The most striking medicinal properties of plantain are those that act on all kinds of respiratory diseases. A quick way to tackle hay fever? Take plantain tea. But externally, this plant is also a go-getter. With her in your neighbourhood you can treat wounds quickly and effectively. Chronic skin conditions also benefit from plantain. And these are just the main effects of Plantago lanceolata. She can do a lot more.
Plantain is credited with magical properties that belong mainly to the field of sympathetic medicine. For example, you can put this plant in your shoe to prevent tired feet and tie her root onto your body to keep a fever in check. But she’s also handy in love magic and used for protective purposes.
Now that you know all this, you will probably look at this plant differently and leave her in your garden. Plantago major has largely the same effect – although I prefer the variety we’re discussing in this monograph for practical reasons – and therefore deserves just as much respect.
Plantain has a short rhizome with many rhizoids. The leaves are located directly above the root in a leaf rosette. They have 3 to 7 parallel nerves, are lanceolate and up to 20 cm long, in exceptional cases even longer. The stem is long, sturdy and hairless and can grow up to 50 cm long. At the top of the stem you will find the inflorescence, an up to 5 cm long spike with dark sepals and small light green flowers with protruding white stamens, which bloom in rings around the spike from bottom to top, followed by small capsule fruits. The capsules contain brown, oval seeds.

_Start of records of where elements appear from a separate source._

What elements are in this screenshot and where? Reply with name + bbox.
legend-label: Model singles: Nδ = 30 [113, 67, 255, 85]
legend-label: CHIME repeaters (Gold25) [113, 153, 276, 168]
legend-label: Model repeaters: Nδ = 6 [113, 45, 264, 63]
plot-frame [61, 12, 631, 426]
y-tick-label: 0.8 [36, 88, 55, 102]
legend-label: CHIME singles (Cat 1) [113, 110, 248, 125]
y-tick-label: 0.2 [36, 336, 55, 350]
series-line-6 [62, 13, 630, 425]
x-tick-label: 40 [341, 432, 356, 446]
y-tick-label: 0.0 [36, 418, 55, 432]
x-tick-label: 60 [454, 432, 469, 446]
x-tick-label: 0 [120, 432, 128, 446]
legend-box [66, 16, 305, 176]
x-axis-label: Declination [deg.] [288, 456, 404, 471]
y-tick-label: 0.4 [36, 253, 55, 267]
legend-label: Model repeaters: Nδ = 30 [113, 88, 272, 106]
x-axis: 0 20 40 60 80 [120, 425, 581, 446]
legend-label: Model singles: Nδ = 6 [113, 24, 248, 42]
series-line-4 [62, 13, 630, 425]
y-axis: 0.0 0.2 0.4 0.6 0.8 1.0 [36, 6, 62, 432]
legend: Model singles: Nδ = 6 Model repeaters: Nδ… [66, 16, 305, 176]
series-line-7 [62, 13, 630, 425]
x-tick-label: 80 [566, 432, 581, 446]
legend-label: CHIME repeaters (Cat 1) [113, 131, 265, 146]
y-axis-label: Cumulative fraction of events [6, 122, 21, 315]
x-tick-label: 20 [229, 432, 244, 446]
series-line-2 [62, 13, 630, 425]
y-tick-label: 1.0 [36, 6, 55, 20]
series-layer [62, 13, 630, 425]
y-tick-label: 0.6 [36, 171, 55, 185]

The indigenous people of North America call the plantain ‘footsteps of the white man’ because settlers brought this plant from Europe and spread it along all the roads they took.
Plantain was proven to be used as food and animal feed as early as 12,000 years ago. Evidence of this has been found in the Middle East and Norway.
In Great Britain and Ireland there are several children’s games using plantain.